La collocazione industriale è netta: dopo un’opera prima presentata a Venezia nella sezione Orizzonti Extra e premiata dagli spettatori, il secondo film arriva come prova di tenuta autoriale. La rassegna sarda fa da sede a un posizionamento professionale: Ramazzotti parla con il debutto già alle spalle e con una scrittura chiamata a sostenere un secondo passo.
Il set di Felicità visto dal lato degli attori
Quando torna a Felicità, Ramazzotti porta la conversazione su una zona raramente raccontata da chi dirige e recita nello stesso film: la sera prima del set temeva di dimenticare le battute del personaggio che aveva inventato. Quella paura racconta la doppia tensione dell’opera prima: controllo del copione e disponibilità verso gli altri interpreti.
Sul set la scelta fu tagliare alcune sue battute e conservare piani d’ascolto. La decisione dice molto del suo modo di dirigere: la scena di gruppo conserva autonomia dal primo piano della regista interprete, rimane uno spazio dove ritmo e reazioni degli altri attori governano la temperatura del film.
La paura pubblica da cui nasce l’indipendenza
Il discorso sulla paura supera la dimensione psicologica. Ramazzotti racconta il blocco davanti al microfono, la tendenza a cercare frasi già approvate dagli altri e la sensazione di recitare una parte sociale prima ancora di salire sul set. La recitazione entra come addestramento: orari, studio, compagnia per sei oppure otto settimane, perfino un oggetto minimo come un ago di pino che deve avere lo stesso destino per tutti.
A vent’anni, quando non girava, faceva la cameriera. Da quel segmento deriva il peso che attribuisce all’indipendenza economica. Per lei, non chiedere nulla a nessuno nasce come condizione materiale prima ancora che artistica.
Veronica e le donne giudicate
Il racconto sui primi personaggi mostra la tattica con cui Ramazzotti ha attraversato l’etichetta della svampita. Nel film di Gianluca Maria Tavarelli Non prendere impegni stasera lavora su Veronica caricandone il tratto popolare fino a farlo funzionare sullo schermo. Ramazzotti abita lo stereotipo e lo forza.

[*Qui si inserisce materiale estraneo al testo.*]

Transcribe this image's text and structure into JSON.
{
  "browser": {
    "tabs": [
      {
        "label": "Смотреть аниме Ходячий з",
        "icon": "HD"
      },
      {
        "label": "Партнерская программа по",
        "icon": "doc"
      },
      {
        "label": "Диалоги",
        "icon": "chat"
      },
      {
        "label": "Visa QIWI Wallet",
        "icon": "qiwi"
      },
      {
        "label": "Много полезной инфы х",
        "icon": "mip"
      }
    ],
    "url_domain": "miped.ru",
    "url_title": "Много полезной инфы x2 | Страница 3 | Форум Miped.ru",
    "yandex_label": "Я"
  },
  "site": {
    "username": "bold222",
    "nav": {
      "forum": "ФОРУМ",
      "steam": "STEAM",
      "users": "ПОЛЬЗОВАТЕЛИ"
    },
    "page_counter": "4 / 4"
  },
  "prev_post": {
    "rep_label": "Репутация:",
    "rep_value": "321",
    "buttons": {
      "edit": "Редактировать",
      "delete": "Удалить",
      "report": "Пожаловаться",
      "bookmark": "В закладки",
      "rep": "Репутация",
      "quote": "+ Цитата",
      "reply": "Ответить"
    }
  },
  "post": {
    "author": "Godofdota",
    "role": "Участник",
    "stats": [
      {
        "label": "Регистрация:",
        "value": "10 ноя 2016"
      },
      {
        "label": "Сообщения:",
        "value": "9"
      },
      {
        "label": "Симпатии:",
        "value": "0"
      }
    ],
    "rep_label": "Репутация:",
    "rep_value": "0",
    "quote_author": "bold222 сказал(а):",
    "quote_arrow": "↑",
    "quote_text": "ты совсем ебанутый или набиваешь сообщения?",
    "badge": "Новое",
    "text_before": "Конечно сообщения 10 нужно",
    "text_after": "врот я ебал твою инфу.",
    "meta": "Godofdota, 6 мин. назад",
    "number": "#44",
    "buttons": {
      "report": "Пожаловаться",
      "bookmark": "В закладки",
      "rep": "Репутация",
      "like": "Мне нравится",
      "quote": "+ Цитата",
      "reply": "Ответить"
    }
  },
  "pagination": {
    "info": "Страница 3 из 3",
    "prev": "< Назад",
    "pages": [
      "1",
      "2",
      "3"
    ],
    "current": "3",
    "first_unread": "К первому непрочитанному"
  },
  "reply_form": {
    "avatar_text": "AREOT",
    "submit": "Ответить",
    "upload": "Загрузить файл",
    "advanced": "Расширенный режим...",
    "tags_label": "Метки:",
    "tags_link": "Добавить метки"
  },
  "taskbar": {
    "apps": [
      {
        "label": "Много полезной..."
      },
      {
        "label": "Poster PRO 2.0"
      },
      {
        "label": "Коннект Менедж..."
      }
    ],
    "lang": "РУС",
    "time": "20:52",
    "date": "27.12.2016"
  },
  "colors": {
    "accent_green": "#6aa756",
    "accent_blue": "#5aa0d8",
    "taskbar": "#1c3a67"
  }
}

Da lì prende forma una traiettoria riconoscibile: donne giudicate, chiacchierate, osservate con sufficienza dagli uomini eppure capaci di salvare persone o situazioni. L’asse arriva fino ad Anna de La prima cosa bella e Donatella de La pazza gioia. Il pubblico femminile si forma dentro quella scelta di personaggi.
Elena di Porto e il dialetto come lavoro sul corpo
Con Elena del Ghetto, film diretto da Stefano Casertano, Ramazzotti porta il discorso su una figura storica: Elena di Porto, ebrea romana deportata ad Auschwitz e morta il 23 ottobre 1943. Il film la presenta come donna fuori norma nel ghetto di Roma, capace di avvertire la comunità del rastrellamento senza essere creduta.
La preparazione linguistica pesa quanto quella fisica. Il romanesco della metà del Novecento non coincide con l’uso attuale e il giudaico-romanesco aggiunge lessico e intonazione, con un ritmo differente. Ramazzotti collega il lavoro al nonno nato nel 1917: una traccia familiare usata per entrare in una lingua ormai lontana dal parlato quotidiano.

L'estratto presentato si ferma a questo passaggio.